Today’s such a big day! It’s the day Elvis Presley was born. And it also just happens to be the day I was born. I spoke to someone who will hopefully become a new client while Mom was busy following that birthday tradition of baking a cake. Overall, the day held a great deal of promise.
The client call went well and hopefully it marks the beginning of a prosperous new year for me.
My poor cake is unfortunately another story.
It has pretty purple sugar sprinkled on top but a huge section of it is naked. Yes, naked. The dark brown chocolate cake shows through the icing on most of the edges and about six inches of the outside of the cake is simply bare!
No icing? What sort of mean joke is that? Poor Mom didn’t know whether to slap me or laugh hysterically when I asked her why my cake was naked. Mom’s not a huge fan of icing to begin with and often puts the cake frosting on very thinly but this was taking even that to the extreme. I walked into the kitchen only to hear that distinctive noise a knife makes when being scraped in a plastic tub in the hopeless attempt to somehow make the jar provide more icing than it actually contains. I knew there was something wrong because she always ends up with icing left over.
She did everything right, almost. She made a chocolate cake, my favorite. She gently put both layers on cake racks and let them cool off. That was when things started to go wrong.
She placed one layer on a plate. Her intention was to ice the layer on the plate and then add the other layer on top. Sounds like a good plan but she got uhm, distracted. Yeah, that must have been the problem. Well, that’s her excuse and she’s sticking to it.
Instead of icing the layer on the plate, she iced the layer on the rack. Still not realizing her mistake but already suspecting that she did not have enough icing, she took the layer from the plate and put it on top of the layer on the rack. Exactly backwards from how you are supposed to ice cakes.
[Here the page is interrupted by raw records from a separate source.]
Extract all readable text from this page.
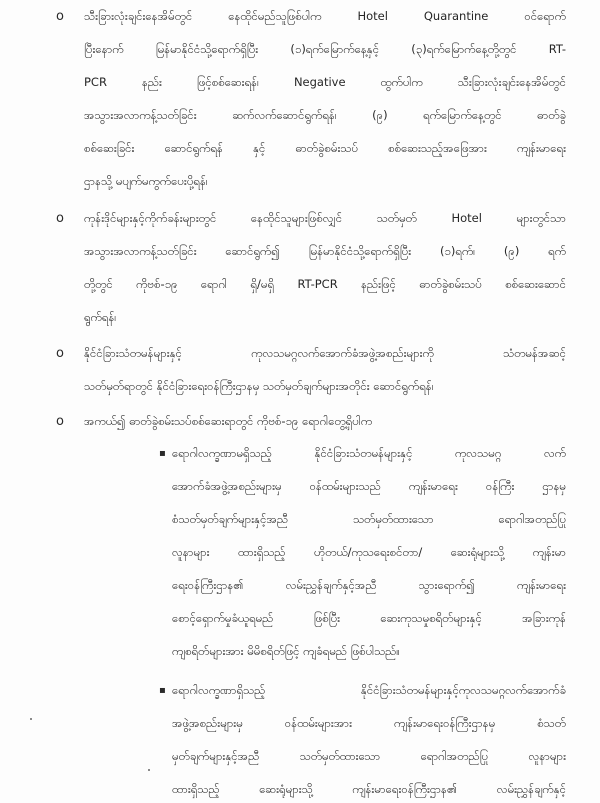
o သီးခြားလုံးချင်းနေအိမ်တွင် နေထိုင်မည်သူဖြစ်ပါက Hotel Quarantine ဝင်ရောက်
ပြီးနောက် မြန်မာနိုင်ငံသို့ရောက်ရှိပြီး (၁)ရက်မြောက်နေ့နှင့် (၃)ရက်မြောက်နေ့တို့တွင် RT-
PCR နည်း ဖြင့်စစ်ဆေးရန်၊ Negative ထွက်ပါက သီးခြားလုံးချင်းနေအိမ်တွင်
အသွားအလာကန့်သတ်ခြင်း ဆက်လက်ဆောင်ရွက်ရန်၊ (၉) ရက်မြောက်နေ့တွင် ဓာတ်ခွဲ
စစ်ဆေးခြင်း ဆောင်ရွက်ရန် နှင့် ဓာတ်ခွဲစမ်းသပ် စစ်ဆေးသည့်အဖြေအား ကျန်းမာရေး
ဌာနသို့ မပျက်မကွက်ပေးပို့ရန်၊
o ကုန်းဒိုင်များနှင့်ကိုက်ခန်းများတွင် နေထိုင်သူများဖြစ်လျှင် သတ်မှတ် Hotel များတွင်သာ
အသွားအလာကန့်သတ်ခြင်း ဆောင်ရွက်၍ မြန်မာနိုင်ငံသို့ရောက်ရှိပြီး (၁)ရက်၊ (၉) ရက်
တို့တွင် ကိုဗစ်-၁၉ ရောဂါ ရှိ/မရှိ RT-PCR နည်းဖြင့် ဓာတ်ခွဲစမ်းသပ် စစ်ဆေးဆောင်
ရွက်ရန်၊
o နိုင်ငံခြားသံတမန်များနှင့် ကုလသမဂ္ဂလက်အောက်ခံအဖွဲ့အစည်းများကို သံတမန်အဆင့်
သတ်မှတ်ရာတွင် နိုင်ငံခြားရေးဝန်ကြီးဌာနမှ သတ်မှတ်ချက်များအတိုင်း ဆောင်ရွက်ရန်၊
o အကယ်၍ ဓာတ်ခွဲစမ်းသပ်စစ်ဆေးရာတွင် ကိုဗစ်-၁၉ ရောဂါတွေ့ရှိပါက
▪ ရောဂါလက္ခဏာမရှိသည့် နိုင်ငံခြားသံတမန်များနှင့် ကုလသမဂ္ဂ လက်
အောက်ခံအဖွဲ့အစည်းများမှ ဝန်ထမ်းများသည် ကျန်းမာရေး ဝန်ကြီး ဌာနမှ
စံသတ်မှတ်ချက်များနှင့်အညီ သတ်မှတ်ထားသော ရောဂါအတည်ပြု
လူနာများ ထားရှိသည့် ဟိုတယ်/ကုသရေးစင်တာ/ ဆေးရုံများသို့ ကျန်းမာ
ရေးဝန်ကြီးဌာန၏ လမ်းညွှန်ချက်နှင့်အညီ သွားရောက်၍ ကျန်းမာရေး
စောင့်ရှောက်မှုခံယူရမည် ဖြစ်ပြီး ဆေးကုသမှုစရိတ်များနှင့် အခြားကုန်
ကျစရိတ်များအား မိမိစရိတ်ဖြင့် ကျခံရမည် ဖြစ်ပါသည်။
▪ ရောဂါလက္ခဏာရှိသည့် နိုင်ငံခြားသံတမန်များနှင့်ကုလသမဂ္ဂလက်အောက်ခံ
အဖွဲ့အစည်းများမှ ဝန်ထမ်းများအား ကျန်းမာရေးဝန်ကြီးဌာနမှ စံသတ်
မှတ်ချက်များနှင့်အညီ သတ်မှတ်ထားသော ရောဂါအတည်ပြု လူနာများ
ထားရှိသည့် ဆေးရုံများသို့ ကျန်းမာရေးဝန်ကြီးဌာန၏ လမ်းညွှန်ချက်နှင့်
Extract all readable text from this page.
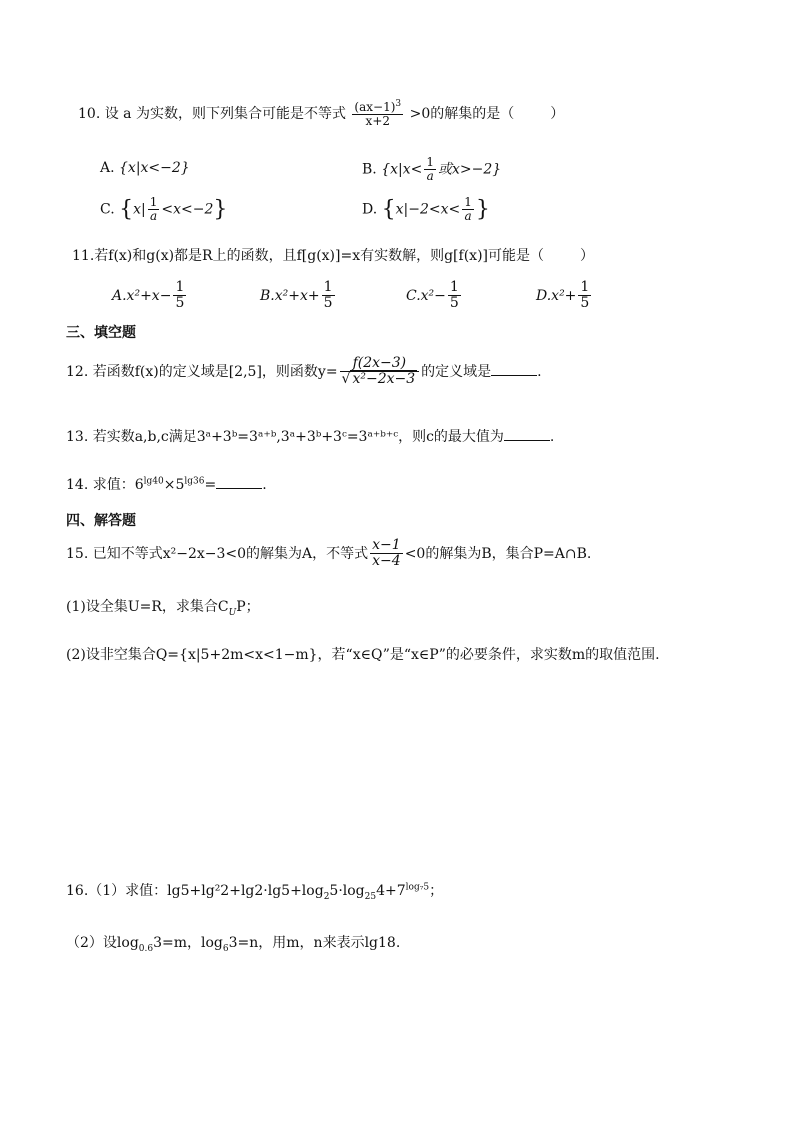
10. 设 a 为实数，则下列集合可能是不等式 $\frac{(ax-1)^3}{x+2} >0$的解集的是（	）
A. {x|x<−2}	B. {$x|x< \frac{1}{a}$ 或x>−2}
C. $\{x| \frac{1}{a} <x<-2\}$	D. {$x|-2<x< \frac{1}{a}$ }
11.若f(x)和g(x)都是R上的函数，且f[g(x)]=x有实数解，则g[f(x)]可能是（	）
$A.x^2+x- \frac{1}{5}$	$B.x^2+x+ \frac{1}{5}$	$C.x^2- \frac{1}{5}$	$D.x^2+ \frac{1}{5}$
三、填空题
12. 若函数f(x)的定义域是[2,5]，则函数$y= \frac{f(2x-3)}{\text{√ x²−2x−3}}$ 的定义域是	.
13. 若实数a,b,c满足3ᵃ+3ᵇ=3ᵃ⁺ᵇ,3ᵃ+3ᵇ+3ᶜ=3ᵃ⁺ᵇ⁺ᶜ，则c的最大值为	.
14. 求值：$6^{lg40}\times 5^{lg36}=$	.
四、解答题
15. 已知不等式x²−2x−3<0的解集为A，不等式 $\frac{x-1}{x-4} <0$的解集为B，集合P=A∩B.
(1)设全集U=R，求集合$C_UP$；
(2)设非空集合Q={x|5+2m<x<1−m}，若“x∈Q”是“x∈P”的必要条件，求实数m的取值范围.
16.（1）求值：$\lg 5+\lg^22+\lg 2\cdot\lg 5+\log_25\cdot\log_{25}4+7^{log_75}$；
（2）设$\log_{0.6}3=m$，$\log_63=n$，用m，n来表示lg18.
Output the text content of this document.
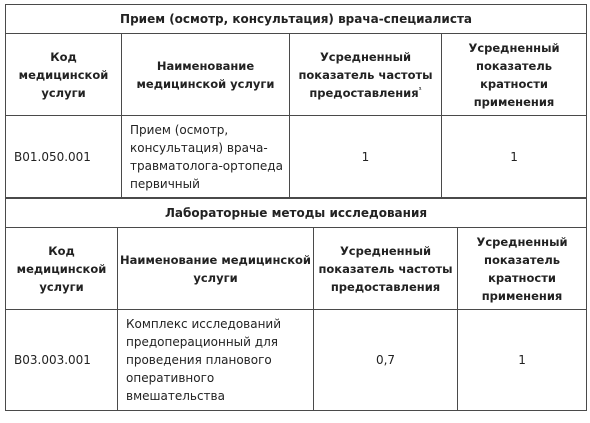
Прием (осмотр, консультация) врача-специалиста			
Код медицинской услуги	Наименование медицинской услуги	Усредненный показатель частоты предоставления$^{^1}$	Усредненный показатель кратности применения
B01.050.001	Прием (осмотр, консультация) врача-травматолога-ортопеда первичный	1	1
Лабораторные методы исследования			
Код медицинской услуги	Наименование медицинской услуги	Усредненный показатель частоты предоставления	Усредненный показатель кратности применения
B03.003.001	Комплекс исследований предоперационный для проведения планового оперативного вмешательства	0,7	1
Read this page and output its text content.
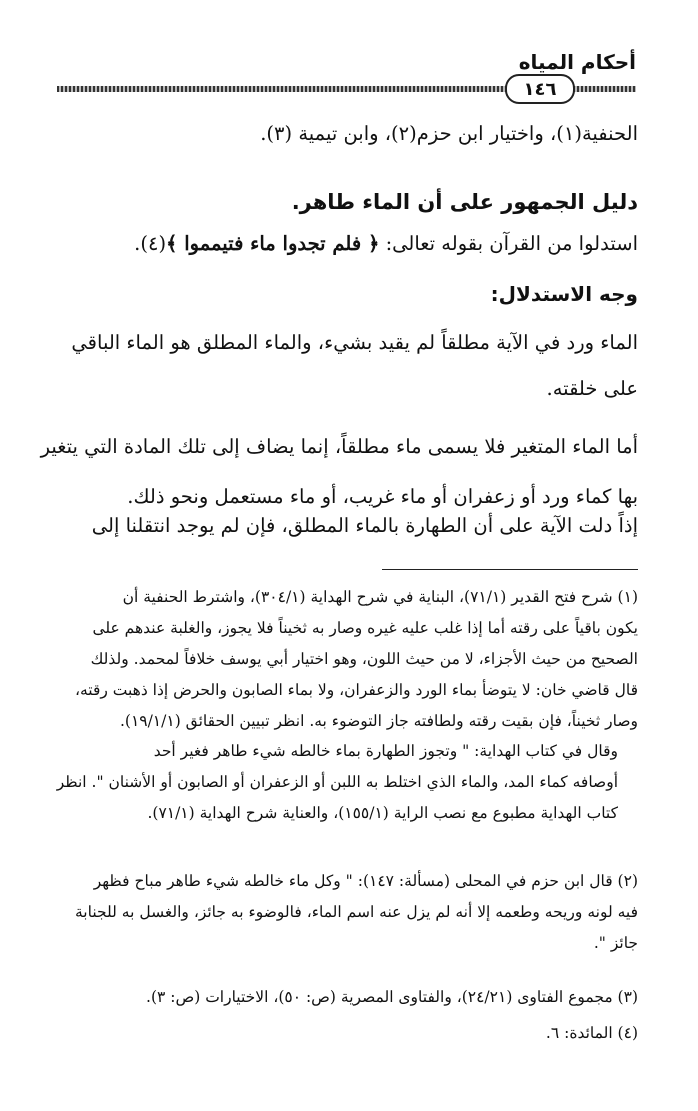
أحكام المياه
١٤٦
الحنفية(١)، واختيار ابن حزم(٢)، وابن تيمية (٣).
دليل الجمهور على أن الماء طاهر.
استدلوا من القرآن بقوله تعالى: ﴿ فلم تجدوا ماء فتيمموا ﴾(٤).
وجه الاستدلال:
الماء ورد في الآية مطلقاً لم يقيد بشيء، والماء المطلق هو الماء الباقي
على خلقته.
أما الماء المتغير فلا يسمى ماء مطلقاً، إنما يضاف إلى تلك المادة التي يتغير
بها كماء ورد أو زعفران أو ماء غريب، أو ماء مستعمل ونحو ذلك.
إذاً دلت الآية على أن الطهارة بالماء المطلق، فإن لم يوجد انتقلنا إلى
(١) شرح فتح القدير (٧١/١)، البناية في شرح الهداية (٣٠٤/١)، واشترط الحنفية أن
يكون باقياً على رقته أما إذا غلب عليه غيره وصار به ثخيناً فلا يجوز، والغلبة عندهم على
الصحيح من حيث الأجزاء، لا من حيث اللون، وهو اختيار أبي يوسف خلافاً لمحمد. ولذلك
قال قاضي خان: لا يتوضأ بماء الورد والزعفران، ولا بماء الصابون والحرض إذا ذهبت رقته،
وصار ثخيناً، فإن بقيت رقته ولطافته جاز التوضوء به. انظر تبيين الحقائق (١٩/١/١).
وقال في كتاب الهداية: " وتجوز الطهارة بماء خالطه شيء طاهر فغير أحد
أوصافه كماء المد، والماء الذي اختلط به اللبن أو الزعفران أو الصابون أو الأشنان ". انظر
كتاب الهداية مطبوع مع نصب الراية (١٥٥/١)، والعناية شرح الهداية (٧١/١).
(٢) قال ابن حزم في المحلى (مسألة: ١٤٧): " وكل ماء خالطه شيء طاهر مباح فظهر
فيه لونه وريحه وطعمه إلا أنه لم يزل عنه اسم الماء، فالوضوء به جائز، والغسل به للجنابة
جائز ".
(٣) مجموع الفتاوى (٢٤/٢١)، والفتاوى المصرية (ص: ٥٠)، الاختيارات (ص: ٣).
(٤) المائدة: ٦.
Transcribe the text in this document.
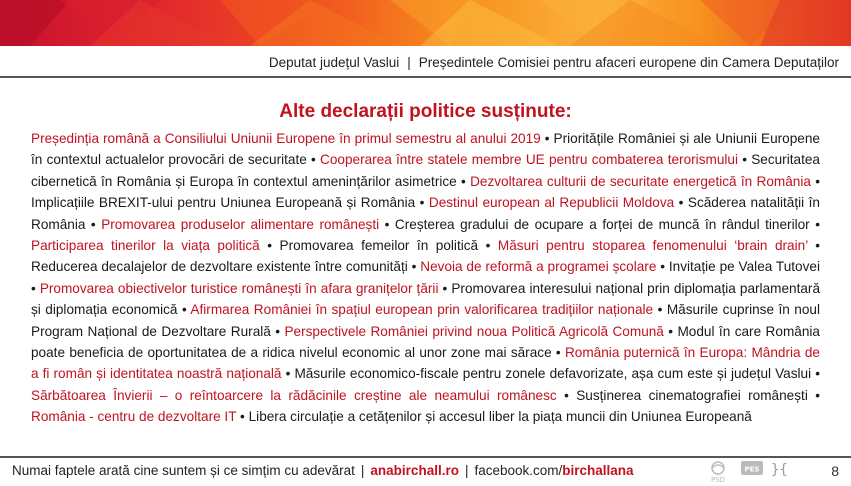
Deputat județul Vaslui | Președintele Comisiei pentru afaceri europene din Camera Deputaților
Alte declarații politice susținute:
Președinția română a Consiliului Uniunii Europene în primul semestru al anului 2019 • Prioritățile României și ale Uniunii Europene în contextul actualelor provocări de securitate • Cooperarea între statele membre UE pentru combaterea terorismului • Securitatea cibernetică în România și Europa în contextul amenințărilor asimetrice • Dezvoltarea culturii de securitate energetică în România • Implicațiile BREXIT-ului pentru Uniunea Europeană și România • Destinul european al Republicii Moldova • Scăderea natalității în România • Promovarea produselor alimentare românești • Creșterea gradului de ocupare a forței de muncă în rândul tinerilor • Participarea tinerilor la viața politică • Promovarea femeilor în politică • Măsuri pentru stoparea fenomenului ‘brain drain’ • Reducerea decalajelor de dezvoltare existente între comunități • Nevoia de reformă a programei școlare • Invitație pe Valea Tutovei • Promovarea obiectivelor turistice românești în afara granițelor țării • Promovarea interesului național prin diplomația parlamentară și diplomația economică • Afirmarea României în spațiul european prin valorificarea tradițiilor naționale • Măsurile cuprinse în noul Program Național de Dezvoltare Rurală • Perspectivele României privind noua Politică Agricolă Comună • Modul în care România poate beneficia de oportunitatea de a ridica nivelul economic al unor zone mai sărace • România puternică în Europa: Mândria de a fi român și identitatea noastră națională • Măsurile economico-fiscale pentru zonele defavorizate, așa cum este și județul Vaslui • Sărbătoarea Învierii – o reîntoarcere la rădăcinile creștine ale neamului românesc • Susținerea cinematografiei românești • România - centru de dezvoltare IT • Libera circulație a cetățenilor și accesul liber la piața muncii din Uniunea Europeană
Numai faptele arată cine suntem și ce simțim cu adevărat | anabirchall.ro | facebook.com/birchallana
PSD
PES }{	8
Even with the icing between the layers not much thicker than several sheets of paper she knew that there was not enough icing. She carefully iced the top, very thinly, and then tried to cover the sides. We learned that fresh cake and trying to make icing stretch don’t go together very well. With all of the scraping and squishing of icing, small bits of the cake broke off and became embedded in the not-so-fluffy whiteness of the icing. The edges of the cake were virtually scraped bare and much of the rest had the crumb icing mixture.
That’s when I came into the kitchen and heard the tell-tale scrape, scrape, scrape of the empty jar. I saw the thin-ness of the icing and that the cake was sitting on a rack and started laughing. She gave me one of her trademark “Mom’s not happy with that behavior looks” and said I should be thankful I was getting any cake. (What is it that no matter how old you are, Mom’s still have that look that warns of trouble?) I reassured her that it wasn’t her fault if she didn’t buy enough icing and giggled. Don’t think she liked that comment too much either.
But, all that was before…before she turned the cake around and I saw a good five to six inch space of naked cake; the sight of which set me off into gales of laughter. She told me to get lost as my cake wasn’t finished yet. I left the kitchen wondering what she was thinking that she could possibly do to make this poor half-naked cake look better.
Purple sugar sprinkles! Sprinkles always make things look and taste better. Well, most of the time they do.
So, the top of the cake is a mixture of thin icing, chocolate cake bits and purple sugar. Beautiful I told her, now fearing reprisals for criticizing all of her hard work. Couldn’t sell it…I burst into giggles and had to poke fun at my poor naked cake.
It was about this time that she came across the now empty plate. She asked me what the plate was for. My answer was even more laughter. It was only then that she realized she had iced the wrong half first. That was when she finally had to laugh at the situation.
I went digging in the silverware for the pie server and laughed some more as she tried to slide the blade between the cake and the wires of the cake rack. Between dirty looks at me and her own laughter, she managed to get the first piece free without damaging it too much. She took a naked section for herself.
I called the company to discuss their icing and told the support rep my naked cake story. Amid our laughter and giggles, the customer support rep apologized profusely, promised to send us a coupon for a replacement and kindly offered that no matter what it looked like, my cake was obviously made with love. Yes, indeed, my poor naked cake was most certainly made with love. The gift of laughter and the memories of this birthday will definitely last much longer than that funny looking cake sitting on a cake cooling rack in our kitchen.
Who knew a half-naked cake could be so much fun?
p.s. Hopefully, my Mother will never see this and I have not forever ruined my chances at getting another home made birthday cake from her.